Axicabtagene ciloleucel (axi-cel; Yescarta) demonstrated improved overall survival (OS) for patients with refractory large B-cell lymphoma, according to a 3-year analysis of the pivotal phase II ZUMA-1 trial presented at the 2019 ASH Annual Meeting.
"These data are highly encouraging,” Sattva S. Neelapu, MD, Department of Lymphoma and Myeloma, The University of Texas MD Anderson Cancer Center, said during a presentation of the findings.
The chimeric antigen receptor (CAR) T-cell therapy induced a median overall survival (OS) of 25.8 months. At a median follow-up of 39.1 months, the 3-year OS rate was 47% with axi-cel, with approximately 60% of patients having relapsed or progressed. At a previous 2-year analysis of the study, the objective response rate was 83% and the complete remission rate was 58%. The 2-year OS rate was 51% and the 2-year progression-free survival rate was 39%.

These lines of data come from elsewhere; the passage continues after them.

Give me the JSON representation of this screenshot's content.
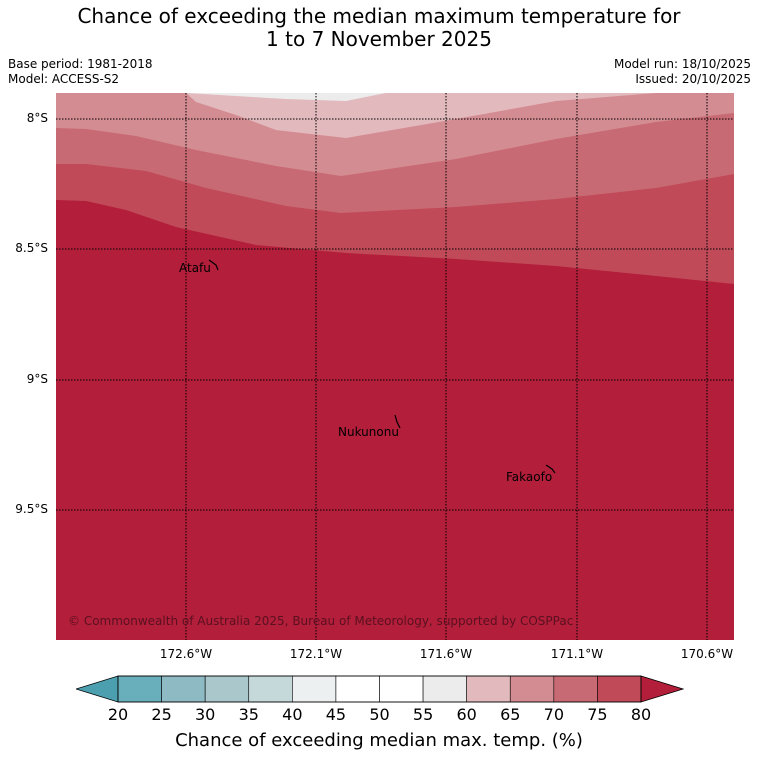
{
  "title_line1": "Chance of exceeding the median maximum temperature for",
  "title_line2": "1 to 7 November 2025",
  "base_period": "Base period: 1981-2018",
  "model": "Model: ACCESS-S2",
  "model_run": "Model run: 18/10/2025",
  "issued": "Issued: 20/10/2025",
  "lat_labels": [
    "8°S",
    "8.5°S",
    "9°S",
    "9.5°S"
  ],
  "lon_labels": [
    "172.6°W",
    "172.1°W",
    "171.6°W",
    "171.1°W",
    "170.6°W"
  ],
  "places": [
    "Atafu",
    "Nukunonu",
    "Fakaofo"
  ],
  "copyright": "© Commonwealth of Australia 2025, Bureau of Meteorology, supported by COSPPac",
  "colorbar": {
    "ticks": [
      "20",
      "25",
      "30",
      "35",
      "40",
      "45",
      "50",
      "55",
      "60",
      "65",
      "70",
      "75",
      "80"
    ],
    "colors": [
      "#68aebb",
      "#8dbac3",
      "#aac8cc",
      "#c5d9db",
      "#ecf0f1",
      "#ffffff",
      "#ffffff",
      "#ececec",
      "#e2b9bd",
      "#d48c93",
      "#c86a73",
      "#c04a58",
      "#b31e3a"
    ],
    "low_color": "#4c9faf",
    "high_color": "#b31e3a",
    "label": "Chance of exceeding median max. temp. (%)"
  }
}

In October 2017, the FDA approved axi-cel as a treatment for adults with relapsed or refractory non-Hodgkin lymphoma, based on findings from the ZUMA-1 trial. The study evaluated 108 patients, consisting of 101 from the phase II portion of the trial and 7 from the phase I group. In phase II, patients were enrolled into 2 cohorts consisting of those with diffuse large B-cell lymphoma (DLBCL; n = 77) and those with primary mediastinal large B-cell lymphoma (PMBCL), high grade B-cell lymphoma, and DLBCL transformed from follicular lymphoma (n = 24).
Prior to infusion of axi-cel, a conditioning regimen of fludarabine (30 mg/m2) and cyclophosphamide (500 mg/m2) was administered for 3 days. Axi-cel was administered as a single infusion of modified autologous T cells at a target dose of 2 x 106 CAR-positive T cells/kg. The treatment was manufactured successfully for 99% of patients, and 91% of patients received treatment with the CAR T-cell therapy.
As data for axi-cel continue to mature, focus is being placed on the mechanisms behind treatment failure, particularly related to the loss of CD19 and the expression of additional antigens. Pretreatment IHC results were available for 82 patients in cohort 1 and 2. Additionally, post relapse IHC findings were available for 18 patients who responded to axi-cel. At baseline, 90% of samples were CD19-positive and 96% were CD20-positive.
In an assessment of the 18 post-treatment tumor tissue samples, CD19 loss occurred in 25% of relapses by IHC testing (4 of 16 available). Across these tissue samples, CD20 expression was preserved, with immunofluorescence and confocal microscopy showing maintenance of CD20 expression on the cell membrane at progression.
"Loss of CD19 expression by IHC was common at relapse post-axi-cel," said Neelapu. "CD20 expression by IHC, corroborated by confocal microscopy showing membrane localization, was robust in most biopsy samples despite prior rituximab-based treatment."
Looking deeper at CD19, however, IHC may not provide a complete picture, he noted. A number of alternative splicing events were found on the CD19 gene, which could impact the CAR binding epitope, Neelapu said. In these scenarios, IHC still tested positive for the CD19 protein but the therapeutic effective may have been loss. When looking at the samples from ZUMA-1, there was a significant difference in splicing events between baseline and relapse (P <.05).
"Antigen escape post–axi-cel may be mediated by selection of tumor cells with lower CD19 expression, or of tumor cells expressing alternative CD19 splicing variants," said Neelapu. "Altogether, these data suggest that efficacy of anti-CD19 CAR T-cell products may be improved by co-targeting or sequential targeting of alternate B cell antigens."
Additional studies continue to assess axi-cel alone or in combination with other agents, in an attempt to improve upon the outcomes data. The ZUMA-11 trial is currently enrolling participants to explore axi-cel with utomilumab, a 4-1BB inhibitor (NCT03704298). Additionally, the ZUMA-14 study is looking at axi-cel plus rituximab or lenalidomide (NCT04002401).
Neelapu SS, Rossi JM, Jacobson CA, et al. CD19-loss with preservation of other B cell lineage features in patients with large B cell lymphoma who relapsed post–axi-cel. Presented at: 2019 ASH Annual Meeting; December 7-10, 2019; Orlando, FL. Abstract 203. bit.ly/2OXlwGr.